I'd have to look up the exact wording, but it's something along the lines of the landlord is only due rent/late fees/what they would have collected via the contract.

When a tenant leaves property behind the landlord can store it and place a lien on it for cost of storage.(Generally done when the place has open units and/or no wait list. Landlord just puts a 2nd lock on the door and the tenant pays the lien to get their goods)

There's also the option of selling or otherwise disposing of the property. Once the renter is in default a 30 day notice is sent. After that 30 days, the property can be sold/disposed of. From what I understand, the option of disposal is rarely used because of legal ambiguity.

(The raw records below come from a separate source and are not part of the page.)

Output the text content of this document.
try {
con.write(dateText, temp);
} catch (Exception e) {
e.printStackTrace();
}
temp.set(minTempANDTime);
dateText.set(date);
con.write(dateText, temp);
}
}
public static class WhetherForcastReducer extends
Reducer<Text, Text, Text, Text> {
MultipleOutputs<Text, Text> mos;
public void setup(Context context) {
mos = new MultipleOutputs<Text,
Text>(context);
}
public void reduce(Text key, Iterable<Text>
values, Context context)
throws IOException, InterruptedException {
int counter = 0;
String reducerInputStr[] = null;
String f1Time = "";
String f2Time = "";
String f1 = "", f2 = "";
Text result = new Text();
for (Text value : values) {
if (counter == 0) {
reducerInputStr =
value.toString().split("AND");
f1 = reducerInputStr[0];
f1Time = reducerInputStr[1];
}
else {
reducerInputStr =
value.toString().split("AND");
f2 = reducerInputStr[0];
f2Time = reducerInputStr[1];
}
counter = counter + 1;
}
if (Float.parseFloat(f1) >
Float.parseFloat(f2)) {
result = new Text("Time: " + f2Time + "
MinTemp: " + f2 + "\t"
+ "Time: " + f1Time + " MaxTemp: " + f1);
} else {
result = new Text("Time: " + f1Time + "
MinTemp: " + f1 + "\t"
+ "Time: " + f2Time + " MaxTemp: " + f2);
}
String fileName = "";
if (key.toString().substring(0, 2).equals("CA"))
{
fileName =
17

When the property is sold the landlord can deduct sales and storage costs from the proceeds. Any money earned above and beyond sales & storage can be claimed by the tenant, they have 60 or 90 days. Past that time limit, the $ goes to the Dept of Administration as surplus funds.

Kittish
07-20-2015, 10:42 PM
Bear- pretty sure it is the owner of the facility doing the selling of stuff, yes. I don't know what the laws here in Nevada are regarding seizing and/or disposing of abandoned property, and I point out again that I'm guessing that's where the guy's stuff has come from. After looking over his stuff once (and not seeing any significant changes in what he's got set out in several years) I haven't been interested enough to stop again, or I might ask him about it.